THE VIRGINIAN-PILOT Copyright (c) 1994, Landmark Communications, Inc. DATE: SUNDAY, June 26, 1994 TAG: 9406230193 SECTION: CAROLINA COAST PAGE: 50 EDITION: FINAL SOURCE: Ron Speer DATELINE: 940626 LENGTH: Medium
Most of them scoff at the idea of a sailing vacation around the Outer Banks, where they say there's more mud than water. I know that's what strangers say, because not long ago I was saying it, too.
{REST} The Chesapeake Bay was the only place for me, I thought - until I sailed the Wind Gypsy down the Pasquotank River, across the Albemarle Sound and into Roanoke Sound and Manteo.
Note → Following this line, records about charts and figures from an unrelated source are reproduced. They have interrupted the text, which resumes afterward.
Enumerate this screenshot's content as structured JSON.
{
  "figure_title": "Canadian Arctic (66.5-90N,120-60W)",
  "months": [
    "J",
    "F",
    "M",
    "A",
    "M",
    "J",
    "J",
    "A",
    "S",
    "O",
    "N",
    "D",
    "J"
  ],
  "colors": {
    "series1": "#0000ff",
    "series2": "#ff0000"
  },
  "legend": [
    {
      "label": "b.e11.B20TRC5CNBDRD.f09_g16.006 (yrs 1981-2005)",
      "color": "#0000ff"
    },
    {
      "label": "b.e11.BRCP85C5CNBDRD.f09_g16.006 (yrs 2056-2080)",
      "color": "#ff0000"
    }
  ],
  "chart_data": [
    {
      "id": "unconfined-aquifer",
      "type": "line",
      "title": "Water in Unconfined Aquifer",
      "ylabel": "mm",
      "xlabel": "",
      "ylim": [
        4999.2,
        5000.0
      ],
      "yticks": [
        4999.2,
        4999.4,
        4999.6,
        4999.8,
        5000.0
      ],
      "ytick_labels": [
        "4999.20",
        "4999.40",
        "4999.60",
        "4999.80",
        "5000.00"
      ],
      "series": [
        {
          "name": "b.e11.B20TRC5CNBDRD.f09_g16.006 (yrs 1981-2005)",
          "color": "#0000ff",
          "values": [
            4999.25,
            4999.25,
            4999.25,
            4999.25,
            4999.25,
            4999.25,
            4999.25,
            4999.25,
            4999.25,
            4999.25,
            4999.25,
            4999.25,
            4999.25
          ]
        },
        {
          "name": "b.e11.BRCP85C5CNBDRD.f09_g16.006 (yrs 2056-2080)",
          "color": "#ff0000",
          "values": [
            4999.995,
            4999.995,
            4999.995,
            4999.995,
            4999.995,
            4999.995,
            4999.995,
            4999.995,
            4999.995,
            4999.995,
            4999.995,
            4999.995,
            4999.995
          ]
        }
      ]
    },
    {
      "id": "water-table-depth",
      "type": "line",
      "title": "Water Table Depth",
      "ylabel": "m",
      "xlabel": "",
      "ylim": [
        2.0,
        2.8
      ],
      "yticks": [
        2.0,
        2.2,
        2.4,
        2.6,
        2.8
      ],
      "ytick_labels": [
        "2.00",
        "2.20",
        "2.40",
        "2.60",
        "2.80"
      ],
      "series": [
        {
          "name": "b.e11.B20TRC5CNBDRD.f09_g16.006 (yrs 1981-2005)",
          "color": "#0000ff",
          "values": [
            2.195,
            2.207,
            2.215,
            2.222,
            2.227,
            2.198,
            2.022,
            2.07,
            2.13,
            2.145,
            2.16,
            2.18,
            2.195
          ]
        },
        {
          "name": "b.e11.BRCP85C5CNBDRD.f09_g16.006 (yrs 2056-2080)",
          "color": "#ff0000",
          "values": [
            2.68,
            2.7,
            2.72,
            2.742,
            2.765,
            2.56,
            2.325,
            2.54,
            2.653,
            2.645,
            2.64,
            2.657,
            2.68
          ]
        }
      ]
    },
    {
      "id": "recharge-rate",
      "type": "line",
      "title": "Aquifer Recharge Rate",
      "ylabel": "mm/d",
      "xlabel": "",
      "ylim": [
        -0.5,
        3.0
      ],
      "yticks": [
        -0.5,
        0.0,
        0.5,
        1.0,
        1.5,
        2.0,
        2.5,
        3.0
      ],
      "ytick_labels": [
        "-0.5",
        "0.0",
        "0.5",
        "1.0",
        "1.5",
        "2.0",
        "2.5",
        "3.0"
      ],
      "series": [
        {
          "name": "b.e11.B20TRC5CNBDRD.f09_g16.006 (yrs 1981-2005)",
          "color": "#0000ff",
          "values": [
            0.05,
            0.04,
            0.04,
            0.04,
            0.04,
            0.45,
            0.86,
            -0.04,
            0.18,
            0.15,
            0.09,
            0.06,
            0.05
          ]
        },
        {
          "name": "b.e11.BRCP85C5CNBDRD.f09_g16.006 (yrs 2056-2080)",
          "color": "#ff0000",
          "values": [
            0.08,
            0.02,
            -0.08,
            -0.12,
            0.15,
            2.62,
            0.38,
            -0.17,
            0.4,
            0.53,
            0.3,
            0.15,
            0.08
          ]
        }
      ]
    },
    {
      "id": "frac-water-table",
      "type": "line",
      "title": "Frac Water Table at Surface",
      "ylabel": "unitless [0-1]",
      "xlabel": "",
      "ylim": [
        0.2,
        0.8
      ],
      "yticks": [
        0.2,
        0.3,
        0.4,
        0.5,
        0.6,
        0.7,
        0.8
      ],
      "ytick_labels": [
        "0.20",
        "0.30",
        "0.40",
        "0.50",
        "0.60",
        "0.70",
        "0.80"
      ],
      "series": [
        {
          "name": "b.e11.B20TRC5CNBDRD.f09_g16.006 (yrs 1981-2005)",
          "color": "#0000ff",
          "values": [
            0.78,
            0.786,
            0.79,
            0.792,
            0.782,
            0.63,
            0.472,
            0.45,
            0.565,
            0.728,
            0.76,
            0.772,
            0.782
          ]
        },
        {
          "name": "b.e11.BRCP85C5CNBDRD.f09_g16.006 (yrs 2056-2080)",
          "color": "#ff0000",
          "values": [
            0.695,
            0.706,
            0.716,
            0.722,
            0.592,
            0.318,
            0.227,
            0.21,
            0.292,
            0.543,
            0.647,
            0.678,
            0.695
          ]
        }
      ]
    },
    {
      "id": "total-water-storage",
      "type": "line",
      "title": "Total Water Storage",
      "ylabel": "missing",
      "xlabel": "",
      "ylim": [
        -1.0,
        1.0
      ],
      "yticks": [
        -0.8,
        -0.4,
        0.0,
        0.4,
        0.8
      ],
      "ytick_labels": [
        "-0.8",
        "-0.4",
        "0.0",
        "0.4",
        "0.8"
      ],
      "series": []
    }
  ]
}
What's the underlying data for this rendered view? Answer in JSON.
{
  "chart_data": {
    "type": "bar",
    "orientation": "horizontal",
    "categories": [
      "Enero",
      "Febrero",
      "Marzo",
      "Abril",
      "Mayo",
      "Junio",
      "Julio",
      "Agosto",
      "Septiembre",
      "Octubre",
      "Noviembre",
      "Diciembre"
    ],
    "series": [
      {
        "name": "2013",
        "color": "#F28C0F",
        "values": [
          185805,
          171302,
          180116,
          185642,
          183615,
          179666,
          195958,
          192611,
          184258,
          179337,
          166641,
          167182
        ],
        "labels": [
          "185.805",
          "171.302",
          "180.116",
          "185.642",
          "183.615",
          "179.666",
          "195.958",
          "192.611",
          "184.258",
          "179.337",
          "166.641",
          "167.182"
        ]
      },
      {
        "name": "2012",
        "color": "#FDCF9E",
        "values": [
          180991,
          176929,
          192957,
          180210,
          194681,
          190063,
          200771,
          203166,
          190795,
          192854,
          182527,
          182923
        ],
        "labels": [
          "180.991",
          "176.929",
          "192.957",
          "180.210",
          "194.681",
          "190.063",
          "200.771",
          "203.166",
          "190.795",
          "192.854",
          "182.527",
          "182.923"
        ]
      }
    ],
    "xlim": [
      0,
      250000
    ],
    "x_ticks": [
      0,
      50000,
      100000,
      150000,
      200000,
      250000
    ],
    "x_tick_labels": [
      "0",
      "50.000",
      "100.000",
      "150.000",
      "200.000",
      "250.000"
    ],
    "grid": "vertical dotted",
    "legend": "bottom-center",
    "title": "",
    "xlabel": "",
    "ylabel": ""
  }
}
And now I'm all for spreading the message that the Roanoke Island Business Association and the Dare County Board of Commissioners are trying to send:
Roanoke Island and other parts of the Outer Banks would make a fascinating stopover for the 8,000 or so boats that travel the Atlantic Intracoastal Waterway north in the spring and south in the fall, captains and crews spending money as they go.
I've traveled the waterway as far north as the Delaware Bay, and I have some wonderful memories of layovers at St. Michaels, the Solomons, Oxford and Crisfield in Maryland, and Onancock, Reedville, the Rappahannock and Piankatank rivers, Mobjack Bay, the Salt Ponds, and Hampton and Norfolk in Virginia.
They are wonderful places to spend a night, a week or a summer. But frankly, Manteo is every bit as charming as any of those towns. And the Outer Banks is a short day sail off the waterway which goes up the Alligator River to Elizabeth City or Coinjock.
The people are friendly, the facilities at the Manteo waterfront are superb, good restaurants are everywhere, and the beach is just over the dunes, something not offered often along the waterway.
There also are superb repair facilities for transients at Wanchese, and plenty of things for bored kids or jaded wives or weary husbands to do for a week or so while recuperating from days on the water.
There's plenty of water for all but biggest of boats. My centerboard wouldn't come up on my 24-foot sloop when I sailed from Elizabeth City, so I needed 6 feet of water. I never hit bottom, and I've since hauled the boat at Wanchese and gotten it back together.
Transients love to watch watermen at work as they travel, and the Outer Banks is loaded with crabbers and shrimpers and trawlers.
And the Carolina winds are a delight to sailors because they rarely pipe down, a common summer occurrence on the Chesapeake Bay where dozens of days I've rocked away on flat waters.
So how do you spread the word that the Albemarle and the Outer Banks are well worth a visit by all those sailboats and yachts traveling the waterway?
``We think word of mouth is probably the best way, because cruisers talk to each other all the time,'' says Chris Toolan, who has been trying to lure sailors here for a couple of years as economic development chairman of the Roanoke Island Business Association.
But before much money is spent, the group wants to make sure it is economically feasible. So it has gotten the support of the Dare County commissioners who are asking the state to kick in three-fourths of the cost of a $15,000 study to see what impact transient boaters would have on Dare County.
Some advertising has been done on signs along the waterway encouraging transients to pay a visit to Roanoke Island, and Toolan says once-fuzzy charts have been updated and channel markers improved.
``But we need to get boaters on the waterway talking about our area, because that's what leads them to seek out new places,'' says Toolan.
And like most people, sailors like company and the sight of other sails is a big draw when exploring new waters.
I haven't seen many in my few trips out of Manteo, so I hope the campaign forges ahead.